Die Klasse wählte mich zur Klassensprecherin, ich war relativ beliebt. Auch bei den Lehrern war ich hoch angesehen. Ich war zuverlässig, hatte gute Noten und war vernünftiger als die meisten Schüler. So kam es, dass Henrietta mich bat, auf Marc zu achten. Marc ging in meine Klasse, schrieb eine  Fünf nach der anderen und stellte dauernd etwas an. Zu diesem Zeitpunkt hatte er bereits eine Abmahnung von der Schule bekommen. Ihr denkt jetzt sicher, dass Marc und ich nicht zusammenpassten, dass wir zu verschieden seien.
Falsch gedacht.
Marc und ich wurden unzertrennlich.
Es kostete mich zunächst viel Aufwand, aber ich wollte Henrietta nicht enttäuschen. Doch irgendwann ging es wie von selbst. Als würde man sich die ganze Zeit angestrengt gegen eine Tür werfen, die sich dann plötzlich öffnet, als man sie gerade ganz sanft aufdrückt. Dies geschah, weil ich anfing, Marc zu mögen. Und er begann, mich zu mögen. Doch zu Marc kommen wir an anderer Stelle...
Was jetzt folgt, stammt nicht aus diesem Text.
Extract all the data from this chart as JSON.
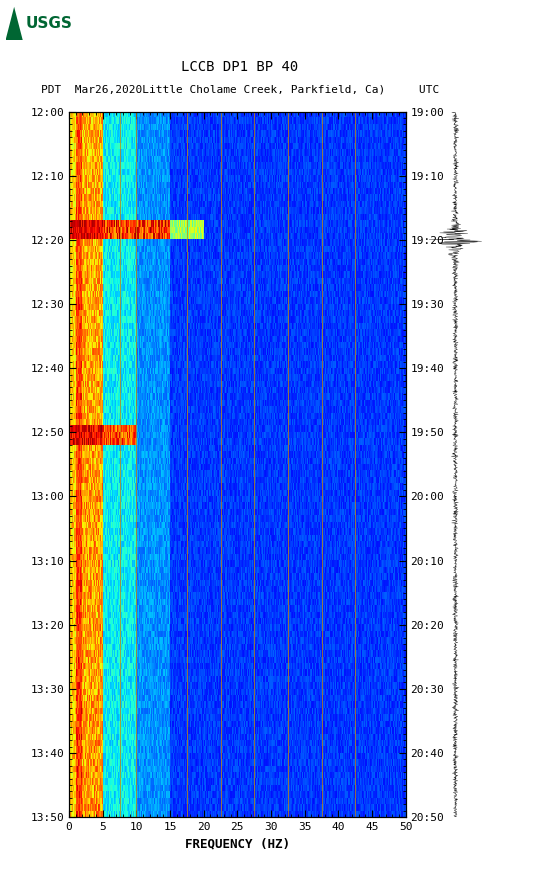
{
  "title_line1": "LCCB DP1 BP 40",
  "title_line2": "PDT  Mar26,2020Little Cholame Creek, Parkfield, Ca)     UTC",
  "xlabel": "FREQUENCY (HZ)",
  "freq_min": 0,
  "freq_max": 50,
  "time_ticks_pdt": [
    "12:00",
    "12:10",
    "12:20",
    "12:30",
    "12:40",
    "12:50",
    "13:00",
    "13:10",
    "13:20",
    "13:30",
    "13:40",
    "13:50"
  ],
  "time_ticks_utc": [
    "19:00",
    "19:10",
    "19:20",
    "19:30",
    "19:40",
    "19:50",
    "20:00",
    "20:10",
    "20:20",
    "20:30",
    "20:40",
    "20:50"
  ],
  "freq_ticks": [
    0,
    5,
    10,
    15,
    20,
    25,
    30,
    35,
    40,
    45,
    50
  ],
  "vertical_lines_freq": [
    7.5,
    10.0,
    17.5,
    22.5,
    27.5,
    32.5,
    37.5,
    42.5
  ],
  "n_time": 110,
  "n_freq": 500,
  "background_color": "#ffffff",
  "colormap": "jet",
  "figsize": [
    5.52,
    8.93
  ],
  "dpi": 100,
  "logo_color": "#006633",
  "title_fontsize": 10,
  "tick_fontsize": 8,
  "axis_label_fontsize": 9
}
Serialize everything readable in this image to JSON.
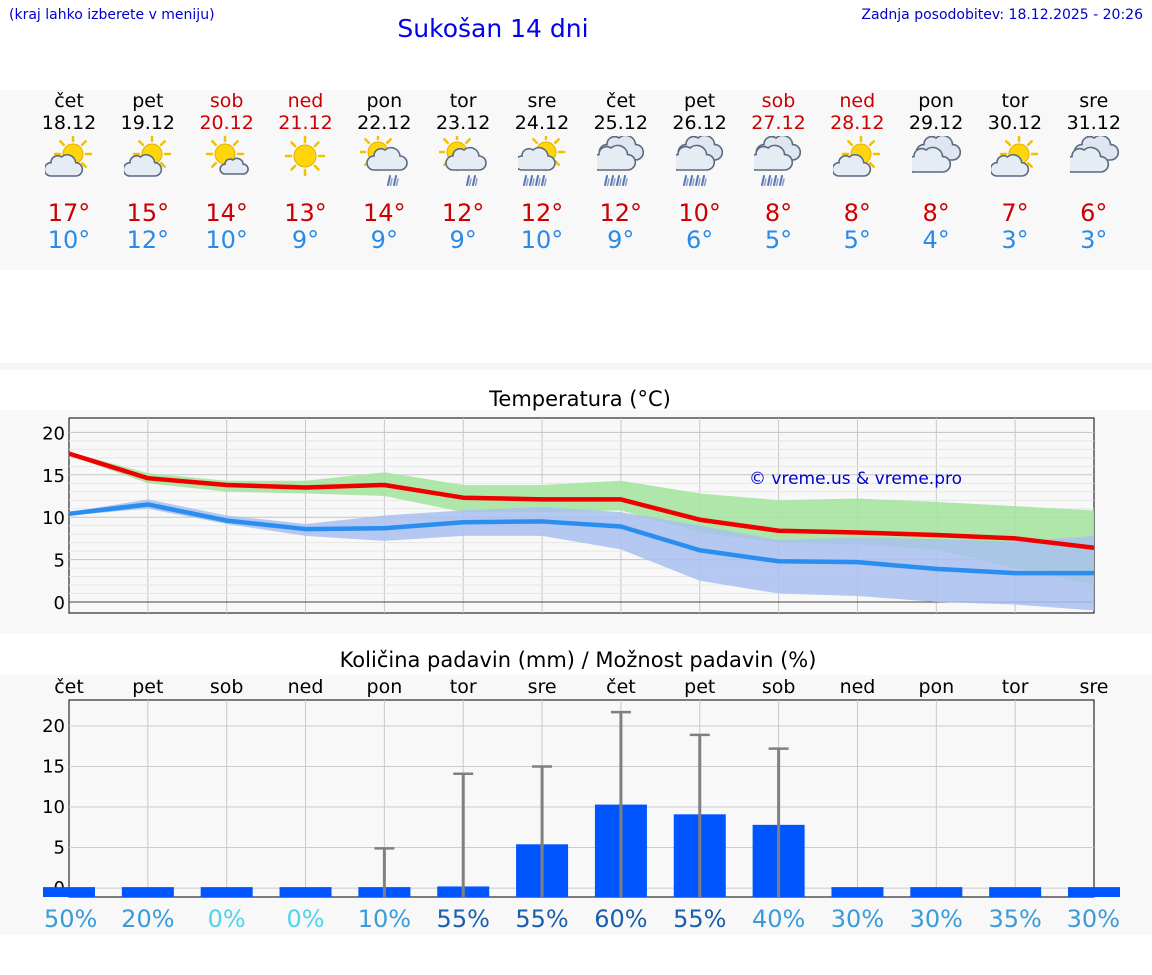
{
  "header": {
    "hint": "(kraj lahko izberete v meniju)",
    "title": "Sukošan 14 dni",
    "updated": "Zadnja posodobitev: 18.12.2025 - 20:26"
  },
  "days": [
    {
      "name": "čet",
      "date": "18.12",
      "weekend": false,
      "icon": "sun-cloud-icon",
      "hi": "17°",
      "lo": "10°"
    },
    {
      "name": "pet",
      "date": "19.12",
      "weekend": false,
      "icon": "sun-cloud-icon",
      "hi": "15°",
      "lo": "12°"
    },
    {
      "name": "sob",
      "date": "20.12",
      "weekend": true,
      "icon": "sun-small-cloud-icon",
      "hi": "14°",
      "lo": "10°"
    },
    {
      "name": "ned",
      "date": "21.12",
      "weekend": true,
      "icon": "sun-icon",
      "hi": "13°",
      "lo": "9°"
    },
    {
      "name": "pon",
      "date": "22.12",
      "weekend": false,
      "icon": "sun-cloud-light-rain-icon",
      "hi": "14°",
      "lo": "9°"
    },
    {
      "name": "tor",
      "date": "23.12",
      "weekend": false,
      "icon": "sun-cloud-light-rain-icon",
      "hi": "12°",
      "lo": "9°"
    },
    {
      "name": "sre",
      "date": "24.12",
      "weekend": false,
      "icon": "sun-cloud-rain-icon",
      "hi": "12°",
      "lo": "10°"
    },
    {
      "name": "čet",
      "date": "25.12",
      "weekend": false,
      "icon": "cloud-rain-icon",
      "hi": "12°",
      "lo": "9°"
    },
    {
      "name": "pet",
      "date": "26.12",
      "weekend": false,
      "icon": "cloud-rain-icon",
      "hi": "10°",
      "lo": "6°"
    },
    {
      "name": "sob",
      "date": "27.12",
      "weekend": true,
      "icon": "cloud-rain-icon",
      "hi": "8°",
      "lo": "5°"
    },
    {
      "name": "ned",
      "date": "28.12",
      "weekend": true,
      "icon": "sun-cloud-icon",
      "hi": "8°",
      "lo": "5°"
    },
    {
      "name": "pon",
      "date": "29.12",
      "weekend": false,
      "icon": "cloud-icon",
      "hi": "8°",
      "lo": "4°"
    },
    {
      "name": "tor",
      "date": "30.12",
      "weekend": false,
      "icon": "sun-cloud-icon",
      "hi": "7°",
      "lo": "3°"
    },
    {
      "name": "sre",
      "date": "31.12",
      "weekend": false,
      "icon": "cloud-icon",
      "hi": "6°",
      "lo": "3°"
    }
  ],
  "colors": {
    "max_line": "#ee0000",
    "min_line": "#2a8ef0",
    "max_band": "#a6e3a0",
    "min_band": "#a8c0f0",
    "overlap_band": "#6cbf94",
    "bar": "#0055ff",
    "whisker": "#808080"
  },
  "chart_data": [
    {
      "type": "line",
      "title": "Temperatura (°C)",
      "watermark": "© vreme.us & vreme.pro",
      "x": [
        0,
        1,
        2,
        3,
        4,
        5,
        6,
        7,
        8,
        9,
        10,
        11,
        12,
        13
      ],
      "yticks": [
        0,
        5,
        10,
        15,
        20
      ],
      "ylim": [
        -1.3,
        21.7
      ],
      "series": [
        {
          "name": "max",
          "values": [
            17.5,
            14.6,
            13.8,
            13.5,
            13.8,
            12.3,
            12.1,
            12.1,
            9.7,
            8.4,
            8.2,
            7.9,
            7.5,
            6.4
          ]
        },
        {
          "name": "min",
          "values": [
            10.4,
            11.5,
            9.6,
            8.6,
            8.7,
            9.4,
            9.5,
            8.9,
            6.1,
            4.8,
            4.7,
            3.9,
            3.4,
            3.4
          ]
        }
      ],
      "bands": [
        {
          "name": "max-range",
          "lower": [
            17.3,
            14.0,
            13.0,
            12.8,
            12.5,
            10.6,
            10.6,
            10.8,
            8.2,
            7.0,
            6.8,
            6.2,
            4.0,
            2.0
          ],
          "upper": [
            17.7,
            15.2,
            14.3,
            14.3,
            15.3,
            13.8,
            13.8,
            14.3,
            12.8,
            12.0,
            12.2,
            11.8,
            11.3,
            10.8
          ]
        },
        {
          "name": "min-range",
          "lower": [
            10.2,
            11.0,
            9.2,
            7.8,
            7.2,
            7.8,
            7.8,
            6.2,
            2.5,
            1.0,
            0.7,
            0.0,
            -0.3,
            -1.0
          ],
          "upper": [
            10.6,
            12.1,
            10.2,
            9.2,
            10.2,
            10.8,
            11.2,
            10.6,
            9.0,
            7.3,
            7.6,
            7.4,
            7.1,
            7.8
          ]
        }
      ]
    },
    {
      "type": "bar",
      "title": "Količina padavin (mm) / Možnost padavin (%)",
      "categories": [
        "čet",
        "pet",
        "sob",
        "ned",
        "pon",
        "tor",
        "sre",
        "čet",
        "pet",
        "sob",
        "ned",
        "pon",
        "tor",
        "sre"
      ],
      "yticks": [
        0,
        5,
        10,
        15,
        20
      ],
      "ylim": [
        -1.1,
        23.2
      ],
      "values": [
        0,
        0,
        0,
        0,
        0.1,
        0.2,
        5.4,
        10.3,
        9.1,
        7.8,
        0,
        0,
        0,
        0
      ],
      "whisker_max": [
        0,
        0,
        0,
        0,
        4.9,
        14.1,
        15.0,
        21.7,
        18.9,
        17.2,
        0,
        0,
        0,
        0
      ],
      "probability": [
        "50%",
        "20%",
        "0%",
        "0%",
        "10%",
        "55%",
        "55%",
        "60%",
        "55%",
        "40%",
        "30%",
        "30%",
        "35%",
        "30%"
      ],
      "probability_colors": [
        "#3a9bd9",
        "#3a9bd9",
        "#4fd4ea",
        "#4fd4ea",
        "#3a9bd9",
        "#1a5fae",
        "#1a5fae",
        "#1a5fae",
        "#1a5fae",
        "#3a9bd9",
        "#3a9bd9",
        "#3a9bd9",
        "#3a9bd9",
        "#3a9bd9"
      ]
    }
  ]
}
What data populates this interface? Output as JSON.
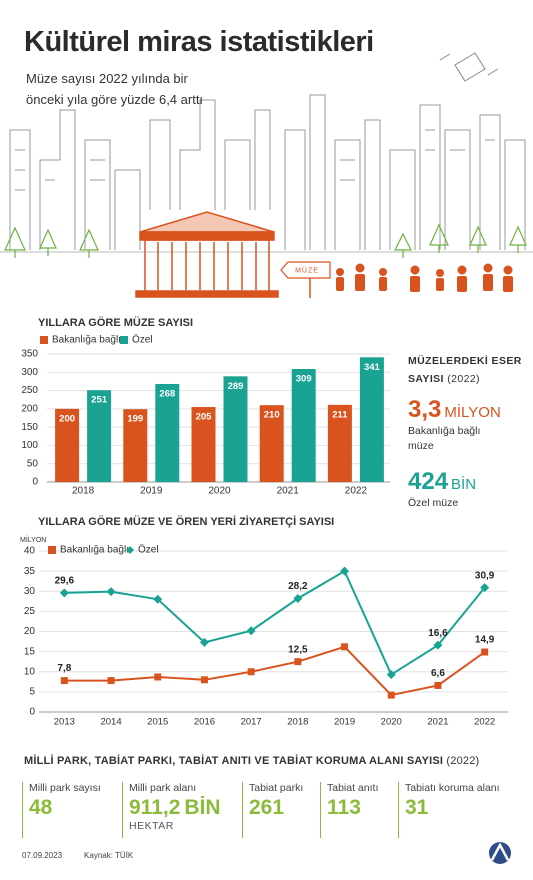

Zurück zu Henrietta... Sie war meine Lehrerin und wir hatten ein gutes Verhältnis zueinander. So kam es, dass sie mir einiges durchgingen ließ. Ich verweigerte im Unterricht oft die Mitarbeit. Henrietta gab mir dennoch keine schlechtere Note als "gut", da sie wusste, dass ich es könnte, wenn ich wollte. Ich wollte aber nicht.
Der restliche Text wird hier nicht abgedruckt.